Actually you are describing a triple fault that led to an explosion:
Had your boiler had a different weakest-link than the TP valve itself, the whole boiler could have exploded, causing still more damage and risking injury or even death to building occupants. For example, had your device been draining a water heater the unit would become a rocket, shooting up through the building - details are
at BLEVE EXPLOSIONS.
(Jan 24, 2014) Rene said:
First of all this site is amazing. The writing, pictures, and diagrams are everything I have tried to find online. My question is about an old hydrotherm gas boiler for a hydronic hot water system.
The boiler does not have a pressure relief valve and I could not a pressure overflow tank in the attic. It is a 700sq ft. unit in a 4 unit house and the psi goes up to 50psi when the thermostat is raised above 80 degrees. I am obviously worried about this high psi. I have been lowering the temperature and releasing water to bring the psi down.
My questions are:
1. Can a pressure release valve be installed, if so where would it be installed?
2. A year ago one of the radiators busted and was replaced with a baseboard heater and that only heats up when the temperature is set high. One plumber said I should swap it out and that could fix the high psi issue, is there any truth to that statement? Does baseboard heat require more psi to heat up?
Watch out: It would be unusual (and unsafe) for a heating boiler to have no means of safety release of excess pressure. If there is no attic overflow or expansion tank (or if not attic, in some other upper building location) and no temperature/pressure relief valve connected directly to the boiler, typically there would have been a red B&G or equivalent pressure relief valve installed on piping near the boiler.
See BLEVE EXPLOSIONS
Take a look at the pair of photos 9th down from the page top photo - where text below the pair of photos showing a red pressure relief valve reads
"This type of relief valve responds only to water pressure and may be located at some distance from the heating boiler itself."
You may find an equivalent installed on your system. That approach was common on older systems and was permitted then, though it offers less safety protection than a modern TP valve connected right on the boiler.
You can ask your plumber or heating tech to install a TP valve directly on the boiler only if the boiler includes an available tapping that would fit the valve, at a suitable location such that the valve's sensor is immersed in boiler water, and where the tapping is big enough (typically 3/4" dia NPT) to accept the device.
Send along some photos of your system and I may be able to comment further, but basically this is a safety topic to discuss with your heating service tech and the service manager.
No one in their right mind would leave a heating boiler with no pressure relief protection - the risk is a BLEVE explosion.
Regarding cold baseboard, perhaps the system is partly air-bound and could be corrected by strategic installation of air bleeder valves at the two ends of the baseboard run or at another suitable location.

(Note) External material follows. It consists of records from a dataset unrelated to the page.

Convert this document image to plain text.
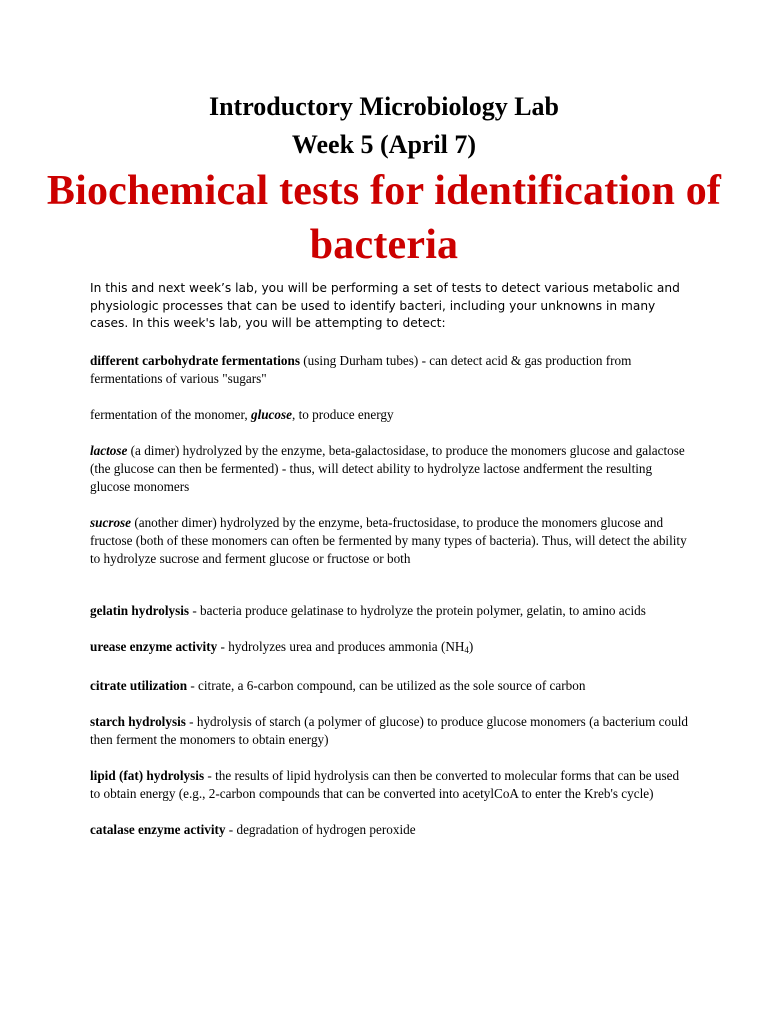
Introductory Microbiology Lab
Week 5 (April 7)
Biochemical tests for identification of bacteria

In this and next week’s lab, you will be performing a set of tests to detect various metabolic and physiologic processes that can be used to identify bacteri, including your unknowns in many cases. In this week's lab, you will be attempting to detect:

different carbohydrate fermentations (using Durham tubes) - can detect acid & gas production from fermentations of various "sugars"

fermentation of the monomer, glucose, to produce energy

lactose (a dimer) hydrolyzed by the enzyme, beta-galactosidase, to produce the monomers glucose and galactose (the glucose can then be fermented) - thus, will detect ability to hydrolyze lactose andferment the resulting glucose monomers

sucrose (another dimer) hydrolyzed by the enzyme, beta-fructosidase, to produce the monomers glucose and fructose (both of these monomers can often be fermented by many types of bacteria). Thus, will detect the ability to hydrolyze sucrose and ferment glucose or fructose or both

gelatin hydrolysis - bacteria produce gelatinase to hydrolyze the protein polymer, gelatin, to amino acids

urease enzyme activity - hydrolyzes urea and produces ammonia $(NH_4)$

citrate utilization - citrate, a 6-carbon compound, can be utilized as the sole source of carbon

starch hydrolysis - hydrolysis of starch (a polymer of glucose) to produce glucose monomers (a bacterium could then ferment the monomers to obtain energy)

lipid (fat) hydrolysis - the results of lipid hydrolysis can then be converted to molecular forms that can be used to obtain energy (e.g., 2-carbon compounds that can be converted into acetylCoA to enter the Kreb's cycle)

catalase enzyme activity - degradation of hydrogen peroxide
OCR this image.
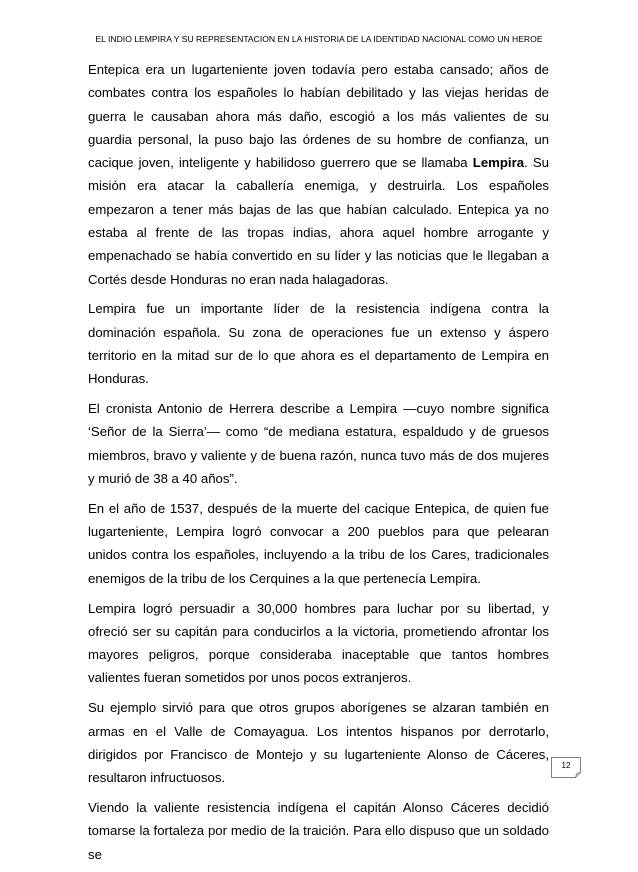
EL INDIO LEMPIRA Y SU REPRESENTACION EN LA HISTORIA DE LA IDENTIDAD NACIONAL COMO UN HEROE

Entepica era un lugarteniente joven todavía pero estaba cansado; años de combates contra los españoles lo habían debilitado y las viejas heridas de guerra le causaban ahora más daño, escogió a los más valientes de su guardia personal, la puso bajo las órdenes de su hombre de confianza, un cacique joven, inteligente y habilidoso guerrero que se llamaba Lempira. Su misión era atacar la caballería enemiga, y destruirla. Los españoles empezaron a tener más bajas de las que habían calculado. Entepica ya no estaba al frente de las tropas indias, ahora aquel hombre arrogante y empenachado se había convertido en su líder y las noticias que le llegaban a Cortés desde Honduras no eran nada halagadoras.

Lempira fue un importante líder de la resistencia indígena contra la dominación española. Su zona de operaciones fue un extenso y áspero territorio en la mitad sur de lo que ahora es el departamento de Lempira en Honduras.

El cronista Antonio de Herrera describe a Lempira —cuyo nombre significa ‘Señor de la Sierra’— como “de mediana estatura, espaldudo y de gruesos miembros, bravo y valiente y de buena razón, nunca tuvo más de dos mujeres y murió de 38 a 40 años”.

En el año de 1537, después de la muerte del cacique Entepica, de quien fue lugarteniente, Lempira logró convocar a 200 pueblos para que pelearan unidos contra los españoles, incluyendo a la tribu de los Cares, tradicionales enemigos de la tribu de los Cerquines a la que pertenecía Lempira.

Lempira logró persuadir a 30,000 hombres para luchar por su libertad, y ofreció ser su capitán para conducirlos a la victoria, prometiendo afrontar los mayores peligros, porque consideraba inaceptable que tantos hombres valientes fueran sometidos por unos pocos extranjeros.

Su ejemplo sirvió para que otros grupos aborígenes se alzaran también en armas en el Valle de Comayagua. Los intentos hispanos por derrotarlo, dirigidos por Francisco de Montejo y su lugarteniente Alonso de Cáceres, resultaron infructuosos.

Viendo la valiente resistencia indígena el capitán Alonso Cáceres decidió tomarse la fortaleza por medio de la traición. Para ello dispuso que un soldado se

12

(Jan 27, 2014) renetruj said:
Thank you DanJoeFriedman. How would I send you photos so you can see if I have a tapping to place a TP valve on this old hydrotherm boiler? Do you know of any sites that have a full listing of hydrotherm models, my boiler's plates and information are all missing or eroded?
Use the CONTACT us link found at the top or bottom of any InspectApedia page.
About model identification, without the unit data tags you may be able to speak directly with Hydrotherm to ask for help - I would not want to guess based on just a box photo - since some boiler models may look alike externally.